The challenge for Jing Jing is the challenge for all sentient beings: to do the best we can with what we have. And Jing Jing does—she transforms from a frightened, lost child to a mature being that can trust her own path, without possessions, still holding dear everything important. She perseveres despite an unfamiliar world, weaving cultural and spiritual themes through a lifetime of modern history, as her Chinese beliefs are integrated afresh with American ingenuity.

The story begins in 1924, Jing Jing’s 8th year in legendary Western China with her traditional Chinese Grandmother, just before immigration to Vancouver, British Columbia, Canada, by steamship. Jing Jing’s father, a bridge engineer, brings his family by train to his 90 day assignment in Portland, Oregon. The Wang Family is warned to avoid bootleggers by staying on the 2nd floor of hotels, and to avoid the dangerous Portland Underground.

They plan to tour scenic Oregon waterfalls, but Jing Jing becomes ill. Rushed to a doctor in the Portland Elks Lodge, Jing Jing succumbs to whooping cough, despite her mother’s pleas for her to “stay.” Dazed, confused, Jing Jing steps out of her lifeless body, which her mourning family carries away. She goes to 2nd floor of the Elks Lodge, certain her family will return for her.

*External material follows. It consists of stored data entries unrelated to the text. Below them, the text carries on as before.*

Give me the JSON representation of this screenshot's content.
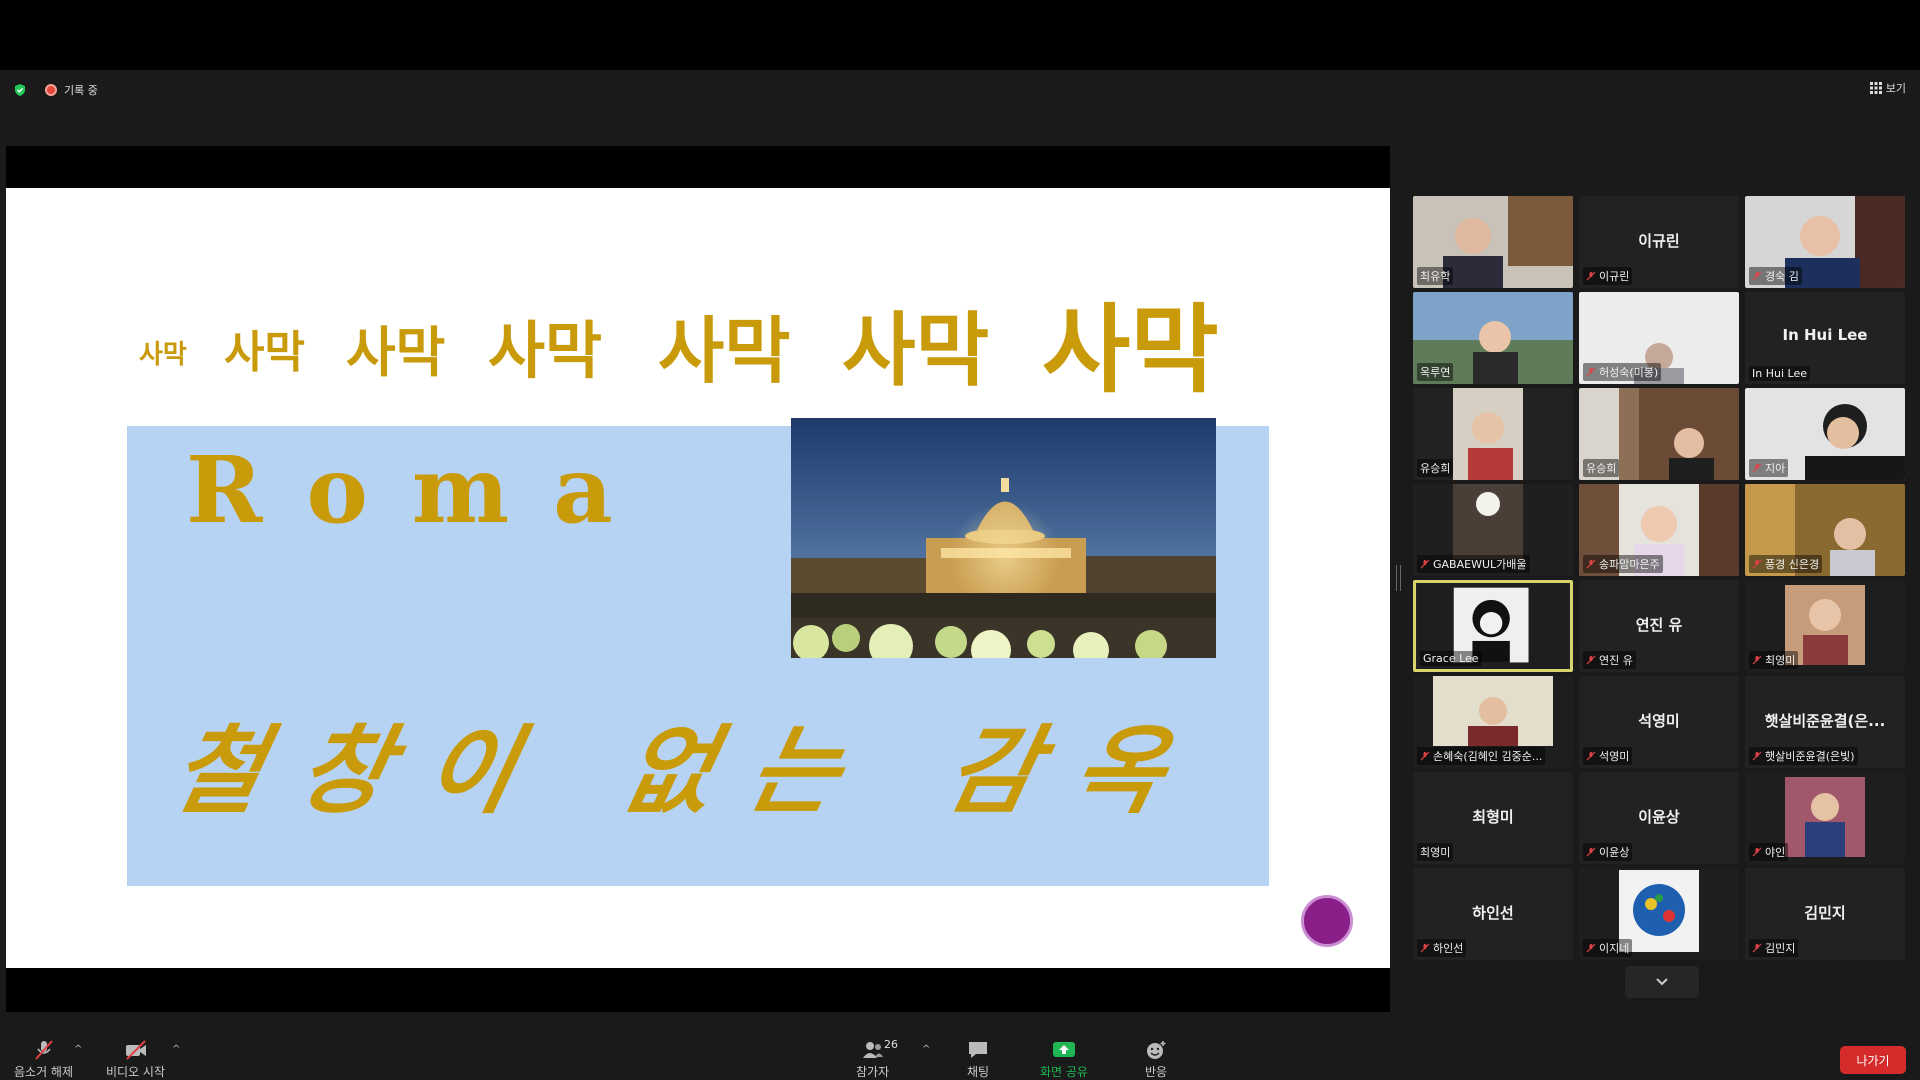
{
  "status": {
    "recording_label": "기록 중",
    "view_label": "보기"
  },
  "slide": {
    "desert_words": [
      "사막",
      "사막",
      "사막",
      "사막",
      "사막",
      "사막",
      "사막"
    ],
    "roma": "Roma",
    "prison_text": "철창이 없는 감옥"
  },
  "participants": [
    {
      "name": "최유학",
      "display": "",
      "video": true
    },
    {
      "name": "이규린",
      "display": "이규린",
      "video": false
    },
    {
      "name": "경숙 김",
      "display": "",
      "video": true
    },
    {
      "name": "옥루연",
      "display": "",
      "video": true
    },
    {
      "name": "허성숙(미봉)",
      "display": "",
      "video": true
    },
    {
      "name": "In Hui Lee",
      "display": "In Hui Lee",
      "video": false
    },
    {
      "name": "유승희",
      "display": "",
      "video": true
    },
    {
      "name": "유승희",
      "display": "",
      "video": true
    },
    {
      "name": "지아",
      "display": "",
      "video": true
    },
    {
      "name": "GABAEWUL가배울",
      "display": "",
      "video": true
    },
    {
      "name": "송파맘마은주",
      "display": "",
      "video": true
    },
    {
      "name": "풍경 신은경",
      "display": "",
      "video": true
    },
    {
      "name": "Grace Lee",
      "display": "",
      "video": true
    },
    {
      "name": "연진 유",
      "display": "연진 유",
      "video": false
    },
    {
      "name": "최영미",
      "display": "",
      "video": true
    },
    {
      "name": "손혜숙(김혜인 김중순...",
      "display": "",
      "video": true
    },
    {
      "name": "석영미",
      "display": "석영미",
      "video": false
    },
    {
      "name": "햇살비준윤결(은빛)",
      "display": "햇살비준윤결(은...",
      "video": false
    },
    {
      "name": "최영미",
      "display": "최형미",
      "video": false
    },
    {
      "name": "이윤상",
      "display": "이윤상",
      "video": false
    },
    {
      "name": "야인",
      "display": "",
      "video": true
    },
    {
      "name": "하인선",
      "display": "하인선",
      "video": false
    },
    {
      "name": "이지네",
      "display": "",
      "video": true
    },
    {
      "name": "김민지",
      "display": "김민지",
      "video": false
    }
  ],
  "toolbar": {
    "audio": "음소거 해제",
    "video": "비디오 시작",
    "participants": "참가자",
    "participants_count": "26",
    "chat": "채팅",
    "share": "화면 공유",
    "reactions": "반응",
    "leave": "나가기"
  },
  "colors": {
    "accent_gold": "#c99a0a",
    "slide_blue": "#b7d3f3",
    "leave_red": "#d52b2b",
    "share_green": "#1fb653"
  }
}
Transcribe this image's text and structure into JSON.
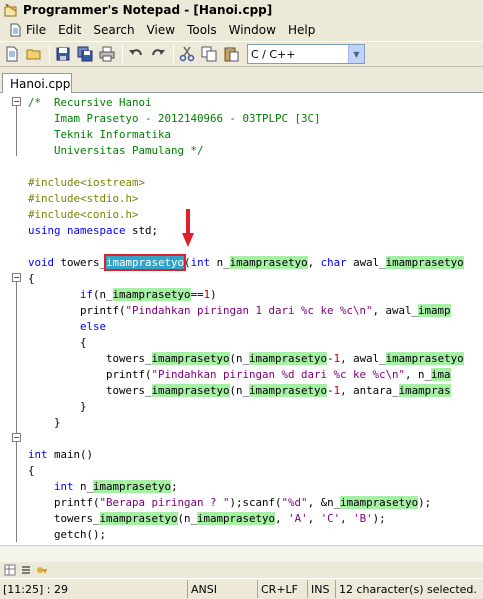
{
  "window": {
    "title": "Programmer's Notepad - [Hanoi.cpp]"
  },
  "menu": [
    "File",
    "Edit",
    "Search",
    "View",
    "Tools",
    "Window",
    "Help"
  ],
  "toolbar": {
    "scheme": "C / C++"
  },
  "tabs": [
    "Hanoi.cpp"
  ],
  "editor": {
    "lines": [
      [
        [
          "c-comment",
          "/*  Recursive Hanoi"
        ]
      ],
      [
        [
          "c-comment",
          "    Imam Prasetyo - 2012140966 - 03TPLPC [3C]"
        ]
      ],
      [
        [
          "c-comment",
          "    Teknik Informatika"
        ]
      ],
      [
        [
          "c-comment",
          "    Universitas Pamulang */"
        ]
      ],
      [
        [
          "",
          ""
        ]
      ],
      [
        [
          "c-pre",
          "#include<iostream>"
        ]
      ],
      [
        [
          "c-pre",
          "#include<stdio.h>"
        ]
      ],
      [
        [
          "c-pre",
          "#include<conio.h>"
        ]
      ],
      [
        [
          "c-kw",
          "using"
        ],
        [
          "",
          " "
        ],
        [
          "c-kw",
          "namespace"
        ],
        [
          "",
          " std;"
        ]
      ],
      [
        [
          "",
          ""
        ]
      ],
      [
        [
          "c-kw",
          "void"
        ],
        [
          "",
          " towers_"
        ],
        [
          "sel",
          "imamprasetyo"
        ],
        [
          "",
          "("
        ],
        [
          "c-kw",
          "int"
        ],
        [
          "",
          " n_"
        ],
        [
          "hl",
          "imamprasetyo"
        ],
        [
          "",
          ", "
        ],
        [
          "c-kw",
          "char"
        ],
        [
          "",
          " awal_"
        ],
        [
          "hl",
          "imamprasetyo"
        ]
      ],
      [
        [
          "",
          "{"
        ]
      ],
      [
        [
          "",
          "        "
        ],
        [
          "c-kw",
          "if"
        ],
        [
          "",
          "(n_"
        ],
        [
          "hl",
          "imamprasetyo"
        ],
        [
          "",
          "=="
        ],
        [
          "c-num",
          "1"
        ],
        [
          "",
          ")"
        ]
      ],
      [
        [
          "",
          "        printf("
        ],
        [
          "c-str",
          "\"Pindahkan piringan 1 dari %c ke %c\\n\""
        ],
        [
          "",
          ", awal_"
        ],
        [
          "hl",
          "imamp"
        ]
      ],
      [
        [
          "",
          "        "
        ],
        [
          "c-kw",
          "else"
        ]
      ],
      [
        [
          "",
          "        {"
        ]
      ],
      [
        [
          "",
          "            towers_"
        ],
        [
          "hl",
          "imamprasetyo"
        ],
        [
          "",
          "(n_"
        ],
        [
          "hl",
          "imamprasetyo"
        ],
        [
          "",
          "-"
        ],
        [
          "c-num",
          "1"
        ],
        [
          "",
          ", awal_"
        ],
        [
          "hl",
          "imamprasetyo"
        ]
      ],
      [
        [
          "",
          "            printf("
        ],
        [
          "c-str",
          "\"Pindahkan piringan %d dari %c ke %c\\n\""
        ],
        [
          "",
          ", n_"
        ],
        [
          "hl",
          "ima"
        ]
      ],
      [
        [
          "",
          "            towers_"
        ],
        [
          "hl",
          "imamprasetyo"
        ],
        [
          "",
          "(n_"
        ],
        [
          "hl",
          "imamprasetyo"
        ],
        [
          "",
          "-"
        ],
        [
          "c-num",
          "1"
        ],
        [
          "",
          ", antara_"
        ],
        [
          "hl",
          "imampras"
        ]
      ],
      [
        [
          "",
          "        }"
        ]
      ],
      [
        [
          "",
          "    }"
        ]
      ],
      [
        [
          "",
          ""
        ]
      ],
      [
        [
          "c-kw",
          "int"
        ],
        [
          "",
          " main()"
        ]
      ],
      [
        [
          "",
          "{"
        ]
      ],
      [
        [
          "",
          "    "
        ],
        [
          "c-kw",
          "int"
        ],
        [
          "",
          " n_"
        ],
        [
          "hl",
          "imamprasetyo"
        ],
        [
          "",
          ";"
        ]
      ],
      [
        [
          "",
          "    printf("
        ],
        [
          "c-str",
          "\"Berapa piringan ? \""
        ],
        [
          "",
          ");scanf("
        ],
        [
          "c-str",
          "\"%d\""
        ],
        [
          "",
          ", &n_"
        ],
        [
          "hl",
          "imamprasetyo"
        ],
        [
          "",
          ");"
        ]
      ],
      [
        [
          "",
          "    towers_"
        ],
        [
          "hl",
          "imamprasetyo"
        ],
        [
          "",
          "(n_"
        ],
        [
          "hl",
          "imamprasetyo"
        ],
        [
          "",
          ", "
        ],
        [
          "c-str",
          "'A'"
        ],
        [
          "",
          ", "
        ],
        [
          "c-str",
          "'C'"
        ],
        [
          "",
          ", "
        ],
        [
          "c-str",
          "'B'"
        ],
        [
          "",
          ");"
        ]
      ],
      [
        [
          "",
          "    getch();"
        ]
      ]
    ]
  },
  "status": {
    "position": "[11:25] : 29",
    "encoding": "ANSI",
    "line_endings": "CR+LF",
    "mode": "INS",
    "selection": "12 character(s) selected."
  },
  "colors": {
    "selection": "#33a3c8",
    "highlight": "#a6f0a6",
    "annotation": "#e0202a"
  }
}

Jing Jing is bewildered by her afterlife in the beautiful Italian Renaissance building she cannot leave, with lavish rooms and Elks members who cannot see her. Resident Chinese ghosts of building help her: Lu Zhang, a cellist who awaits his love, and The Walkers, 8 workers who sleep beneath the building. A magical, silent green parrot, Green Bird, who flies in the building between midnight to dawn, also is a support.

Once a year, on Hungry Ghost Day, lost spirits visit for food, including limping Cangue T’ish, who died a thief, and plots to trade bodies with Jing Jing. By autumn, Jing Jing realizes her family will soon return to Canada via train.

Wishing to join her family, she follows a bootlegger through the Underground towards the train station, but becomes lost, terrified. She encounters Jade Whistling Woman, a ghost trapped by grief, who gives her a pearl. Once The Walkers help Jing Jing get “home,” Green Bird sees the pearl, swallows it and is able to speak, advising her to never go to the Underground again.